しかし12月12日、品川御殿山に建設中だった英国公使館を同志と共に焼き払った晋作は、翌文久3年3月、京都に赴き、二度と江戸の土を踏むことは無かった。小三と再び会う機会も無かったと思われる。
3、どんな女性が好みか
以前、ある古書肆の目録に「芸妓小三」の自筆短冊が出品されていた。目録からは、小三が晋作の恋人と同一人物か否か分からなかったが、興味があったので個人で購入した。届いた短冊には「耳」の題の下、達筆な文字で和歌がしたためられていた。そして裏には「小三」の自署と、旧蔵者による「東京深川芸妓小三 名三艸子松の門ト云、井上文雄門人」のプロフィールが、細かい文字で記されていた。それによると時代的には晋作の生きた時代と重なり、同一人物である可能性が高いと思われる。以下、短冊の裏書から、芸妓小三を紹介しよう。
小三は幼少より和歌を好み、風雅の心があったが、故あって芸妓になった。一見識ある女で客を選び、風雅の心がなければ、たとえ高貴の人であっても、相手にしなかった。つねに三味線の傍らに筆硯を置き、客が望むと席上で揮毫したという。
水戸藩士武田耕雲斎らは元治元年(1864)に筑波山に挙兵した際、同志を墨田川に誘い出し、強引に連れて行ってしまった。そこで小三は、「懐母の歌」を詠み、武田のもとに届けた。武田はこれに感じ、彼らを解き放したという。

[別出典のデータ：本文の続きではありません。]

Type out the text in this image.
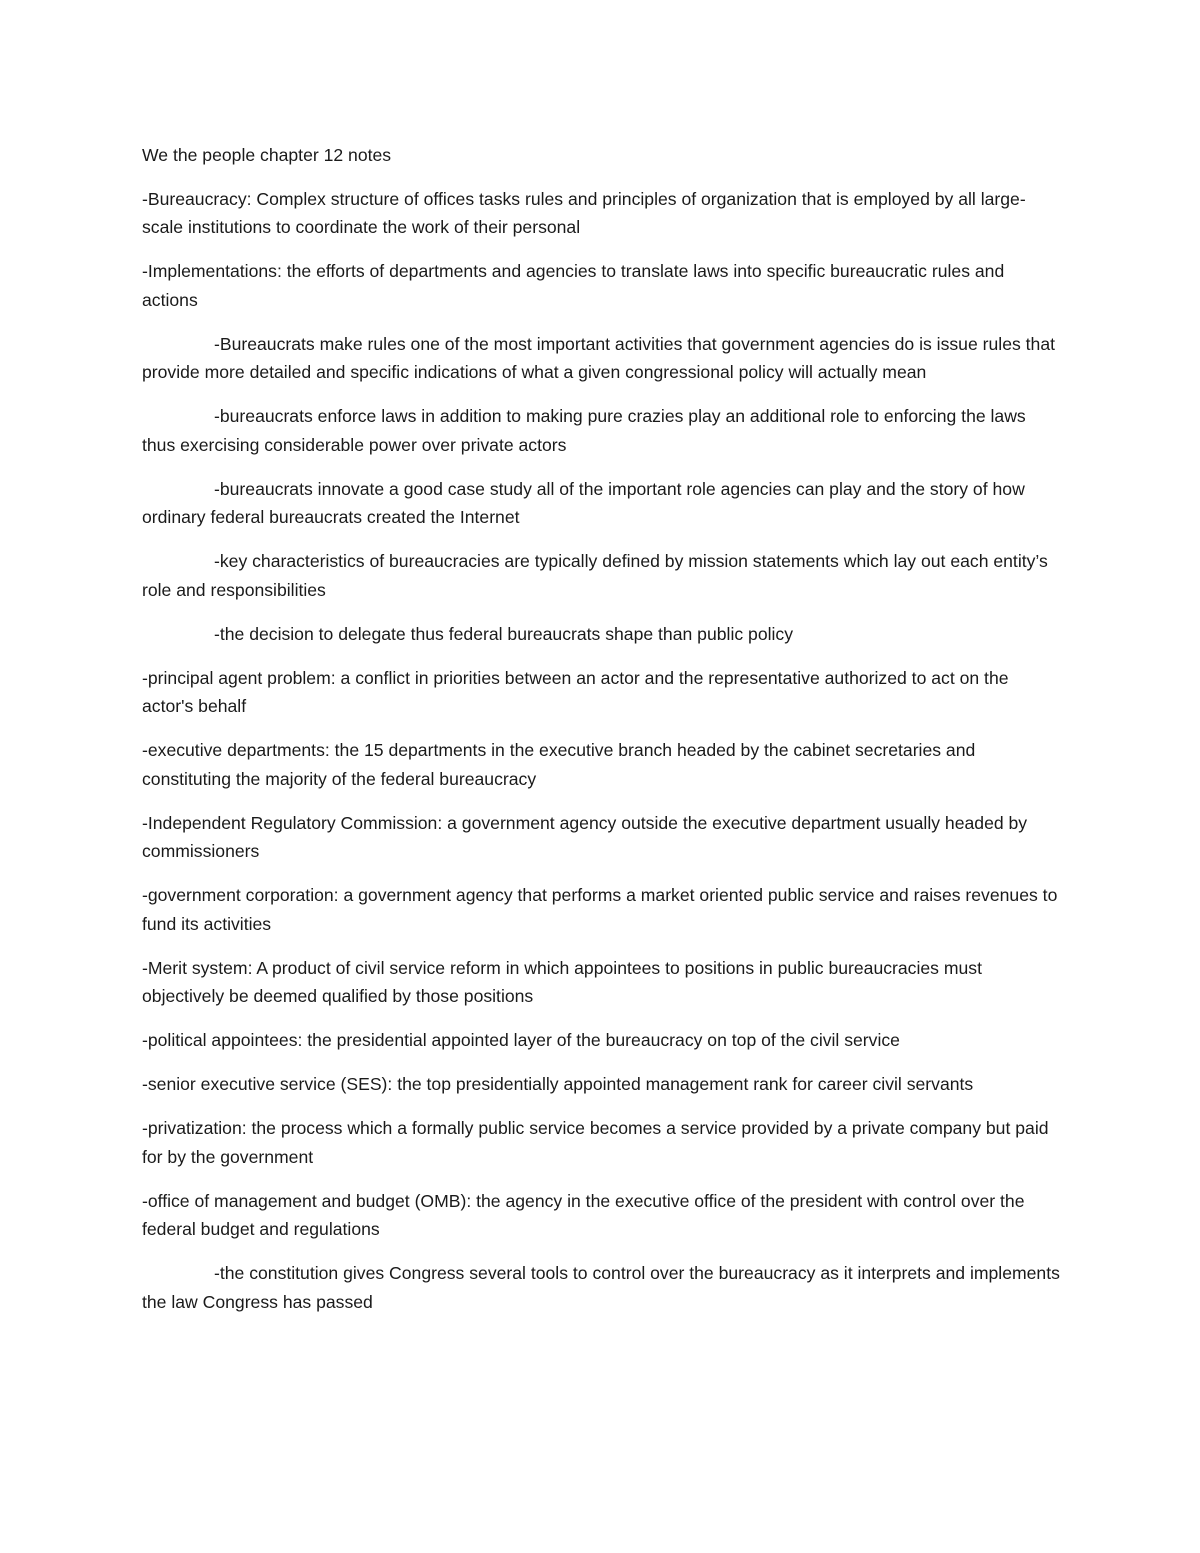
We the people chapter 12 notes

-Bureaucracy: Complex structure of offices tasks rules and principles of organization that is employed by all large-scale institutions to coordinate the work of their personal

-Implementations: the efforts of departments and agencies to translate laws into specific bureaucratic rules and actions

-Bureaucrats make rules one of the most important activities that government agencies do is issue rules that provide more detailed and specific indications of what a given congressional policy will actually mean

-bureaucrats enforce laws in addition to making pure crazies play an additional role to enforcing the laws thus exercising considerable power over private actors

-bureaucrats innovate a good case study all of the important role agencies can play and the story of how ordinary federal bureaucrats created the Internet

-key characteristics of bureaucracies are typically defined by mission statements which lay out each entity’s role and responsibilities

-the decision to delegate thus federal bureaucrats shape than public policy

-principal agent problem: a conflict in priorities between an actor and the representative authorized to act on the actor's behalf

-executive departments: the 15 departments in the executive branch headed by the cabinet secretaries and constituting the majority of the federal bureaucracy

-Independent Regulatory Commission: a government agency outside the executive department usually headed by commissioners

-government corporation: a government agency that performs a market oriented public service and raises revenues to fund its activities

-Merit system: A product of civil service reform in which appointees to positions in public bureaucracies must objectively be deemed qualified by those positions

-political appointees: the presidential appointed layer of the bureaucracy on top of the civil service

-senior executive service (SES): the top presidentially appointed management rank for career civil servants

-privatization: the process which a formally public service becomes a service provided by a private company but paid for by the government

-office of management and budget (OMB): the agency in the executive office of the president with control over the federal budget and regulations

-the constitution gives Congress several tools to control over the bureaucracy as it interprets and implements the law Congress has passed
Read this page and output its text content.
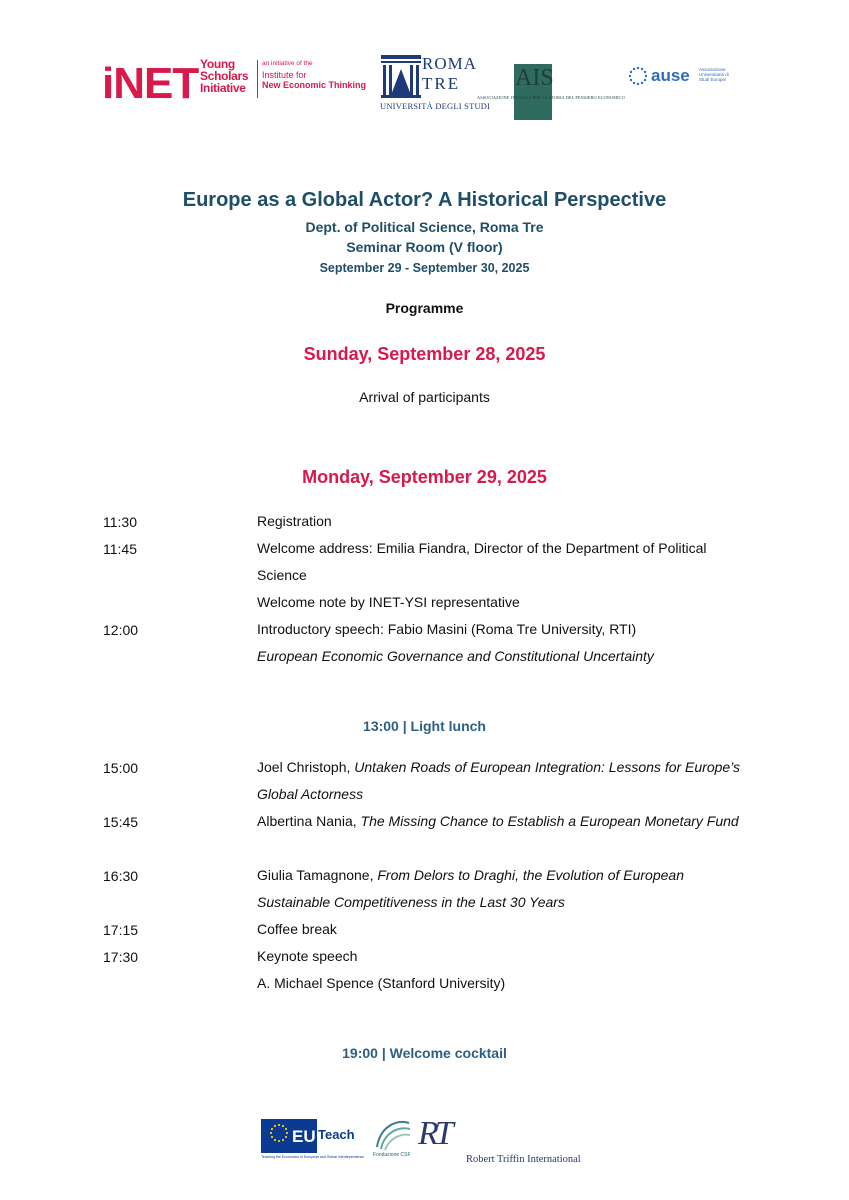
iNET Young Scholars Initiative
an initiative of the
Institute for
New Economic Thinking
ROMA
TRE
UNIVERSITÀ DEGLI STUDI
AISPE
ASSOCIAZIONE ITALIANA PER LA STORIA DEL PENSIERO ECONOMICO
ause Associazione Universitaria di Studi Europei
Europe as a Global Actor? A Historical Perspective
Dept. of Political Science, Roma Tre
Seminar Room (V floor)
September 29 - September 30, 2025
Programme
Sunday, September 28, 2025
Arrival of participants
Monday, September 29, 2025
11:30	Registration
11:45	Welcome address: Emilia Fiandra, Director of the Department of Political Science
Welcome note by INET-YSI representative
12:00	Introductory speech: Fabio Masini (Roma Tre University, RTI)
European Economic Governance and Constitutional Uncertainty
13:00 | Light lunch
15:00	Joel Christoph, Untaken Roads of European Integration: Lessons for Europe’s Global Actorness
15:45	Albertina Nania, The Missing Chance to Establish a European Monetary Fund
16:30	Giulia Tamagnone, From Delors to Draghi, the Evolution of European Sustainable Competitiveness in the Last 30 Years
17:15	Coffee break
17:30	Keynote speech
A. Michael Spence (Stanford University)
19:00 | Welcome cocktail
EU Teach
Teaching the Economics of European and Global Interdependence Fondazione CSF
RT
Robert Triffin International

その後、芸妓を廃業した小三は歌道に専念し、一家を成し、たくさんの門人を得た。その中には、紀州侯の令嬢もいたという。短冊の裏書は「実に稀なる烈婦なり、この短冊も予が父文後、深川に遊び酒席へ招き、席上の揮毫なりと云ふ」との一文で締めくくられている。
あるいは先述の新橋浜の家の女将は、小三のその後の消息につき、次のように語り残す。「それから種々世の中が変りまして、その小三さんはずッと後、大学病院前の歯医者の何とやらさんに落籍されて、その人の本妻に成りまして、三四年前迄は達者でおりましたが、今はどうしましたかしら」
これらの史料を見ると、晋作が贔屓にした芸妓小三はかなりの教養があり、プライドも高い女性だったようだ。妻マサにしても、福岡の歌人野村望東にしても、晋作が心許したのは知性ある女性だった。おそらく愛人おうの(のち谷梅処)も表面上はともかく、そんなタイプに連なったのだと思う。
一方、晋作は頭の回転が悪い女性をわざと好んだとも言うが、何ら史料的根拠のある説ではない。芸妓小三の事を調べてみて、晋作の女性の好みの一端を、あらためて垣間見た気がした。